The plans were drawn up just on the cusp of a sharp rise in car ownership in Britain (see graph below). Town planners tried to design and redesign towns and cities to accommodate car ownership from 1950.

Bracknell News: Car ownership in Britain skyrocketed after 1950Car ownership in Britain skyrocketed after 1950 (Image: Government Office for Science)

In Bracknell, new houses were built with a garage each. But cars outgrew them – in size and number.

Today just over half of all households in the borough have two or more cars or vans. That’s according to data collected in the last census in 2021 (see graphic below).

What’s more, cars themselves have gotten bigger. Modern cars are often too big for the garages built to 1950s standards, and they take up more space on the roadside.

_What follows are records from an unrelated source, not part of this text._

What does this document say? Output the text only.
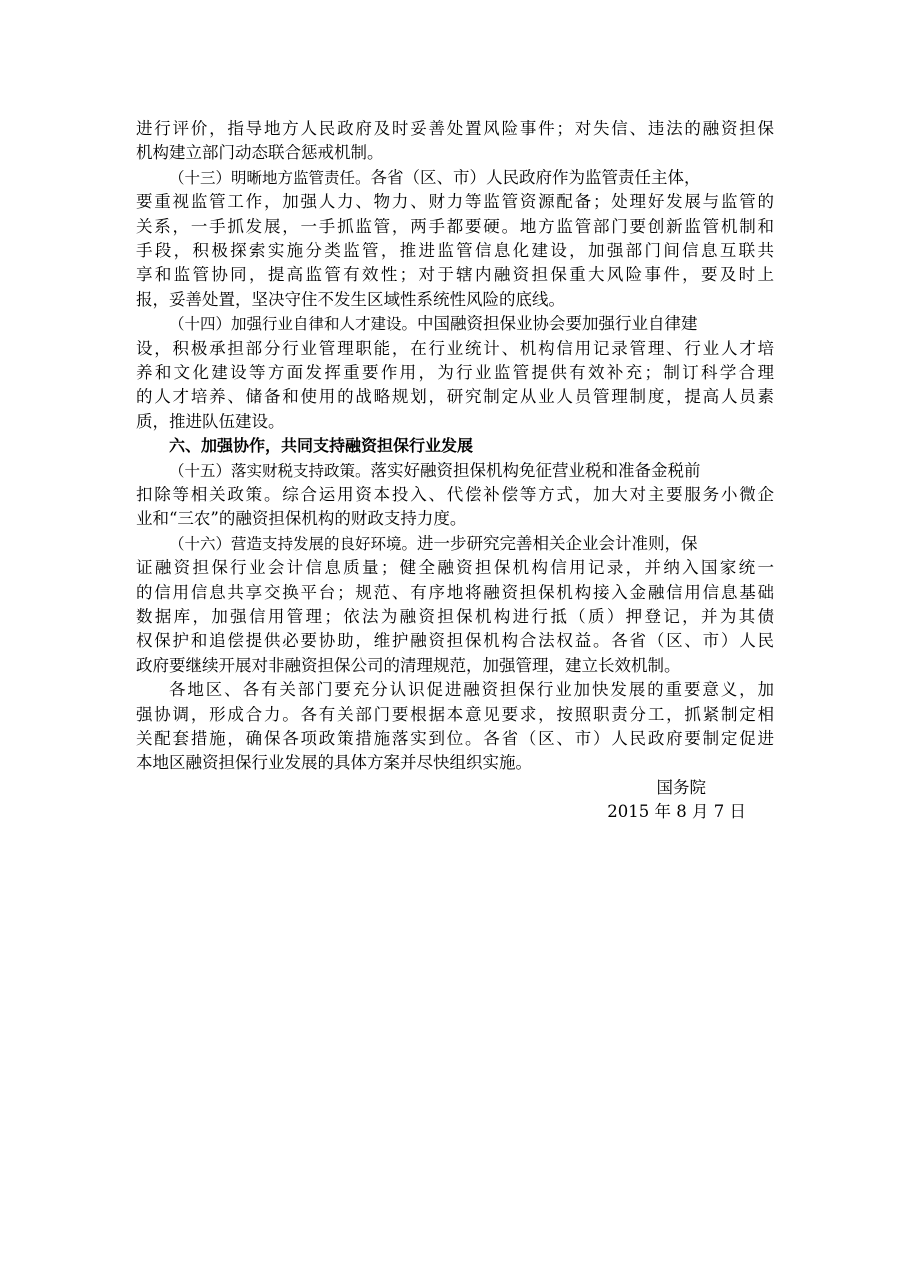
进行评价，指导地方人民政府及时妥善处置风险事件；对失信、违法的融资担保
机构建立部门动态联合惩戒机制。
（十三）明晰地方监管责任。各省（区、市）人民政府作为监管责任主体，
要重视监管工作，加强人力、物力、财力等监管资源配备；处理好发展与监管的
关系，一手抓发展，一手抓监管，两手都要硬。地方监管部门要创新监管机制和
手段，积极探索实施分类监管，推进监管信息化建设，加强部门间信息互联共
享和监管协同，提高监管有效性；对于辖内融资担保重大风险事件，要及时上
报，妥善处置，坚决守住不发生区域性系统性风险的底线。
（十四）加强行业自律和人才建设。中国融资担保业协会要加强行业自律建
设，积极承担部分行业管理职能，在行业统计、机构信用记录管理、行业人才培
养和文化建设等方面发挥重要作用，为行业监管提供有效补充；制订科学合理
的人才培养、储备和使用的战略规划，研究制定从业人员管理制度，提高人员素
质，推进队伍建设。
六、加强协作，共同支持融资担保行业发展
（十五）落实财税支持政策。落实好融资担保机构免征营业税和准备金税前
扣除等相关政策。综合运用资本投入、代偿补偿等方式，加大对主要服务小微企
业和“三农”的融资担保机构的财政支持力度。
（十六）营造支持发展的良好环境。进一步研究完善相关企业会计准则，保
证融资担保行业会计信息质量；健全融资担保机构信用记录，并纳入国家统一
的信用信息共享交换平台；规范、有序地将融资担保机构接入金融信用信息基础
数据库，加强信用管理；依法为融资担保机构进行抵（质）押登记，并为其债
权保护和追偿提供必要协助，维护融资担保机构合法权益。各省（区、市）人民
政府要继续开展对非融资担保公司的清理规范，加强管理，建立长效机制。
各地区、各有关部门要充分认识促进融资担保行业加快发展的重要意义，加
强协调，形成合力。各有关部门要根据本意见要求，按照职责分工，抓紧制定相
关配套措施，确保各项政策措施落实到位。各省（区、市）人民政府要制定促进
本地区融资担保行业发展的具体方案并尽快组织实施。
国务院
2015 年 8 月 7 日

The council has long known of the problems this is causing – including ‘neighbour disputes.’

“Since many of the neighbourhoods and estates in the borough have been built there has been a significant increase in car ownership,” its parking planning policy says.

“A lack of adequate parking has resulted in local tensions, neighbour disputes and unsatisfactory parking on verges and open spaces.”

Bracknell News: Just over 50 per cent of households in Bracknell Forest owned two or more cars or vans, according to the 2021 censusJust over 50 per cent of households in Bracknell Forest owned two or more cars or vans, according to the 2021 census (Image: Office for National Statistics)

There are a few things the council is doing to try to tackle the problem. In the long term, it wants to encourage a shift away from car usage and back towards walking cycling and public transport. It calls this a ‘modal shift.’

This involves trying to improve bus services and build new walking and cycling paths. New homes built in Bracknell must have a certain amount of cycle parking spaces, and are tested for their public transport links before being given planning permission.

The council’s latest planning policy also wants most of the new housing to be built in town centres, where they’ll be less car-dependent.

But there’s only so much the council can do. A shift away from cars needs a much bigger shift in society.

People depend on cars for reasons that are often outside their control. They might have to travel long distances to work and shop in out-of-town business and retail parks for instance. And public transport might be too expensive, too unreliable – or both.

So at the same time as trying to ‘encourage’ a modal shift, the council also has to face up to the immediate problems that come with high car ownership now.

One of the ways it is doing this is to create more parking spaces. Over the past 12 months it has granted planning permission to pave over grass verges in neighbourhoods in places such as Great Hollands and Birch Hill

And last month its leading councillors approved a scheme to build even more across the borough.

Trying to encourage a shift away from cars while at the same time accommodating – perhaps even facilitating – a growth in car ownership can seem at odds.

The News asked Bracknell Forest Council for an interview with councillors and highways officers on how they’re tackling this dilemma.

The council replied with this statement from Andrew Hunter: “The council has had a long established programme of parking bays being created in verge areas to try and relieve such pressures. This year the council has set aside £300,000 to create more spaces.

“Looking to the future, the council will continue to encourage the use of alternative methods of travel, including by bus on subsidised routes and the use of our large network of walking and cycling routes.”

Whichever side of the debate you're on we have to hope the council's plan succeeds. If it does, travelling and parking in Bracknell will get easier for everyone. 

If it doesn't we could end up losing more green space – and as Joni Mitchell warned, ‘you don’t know what you’ve got ‘til it’s gone.’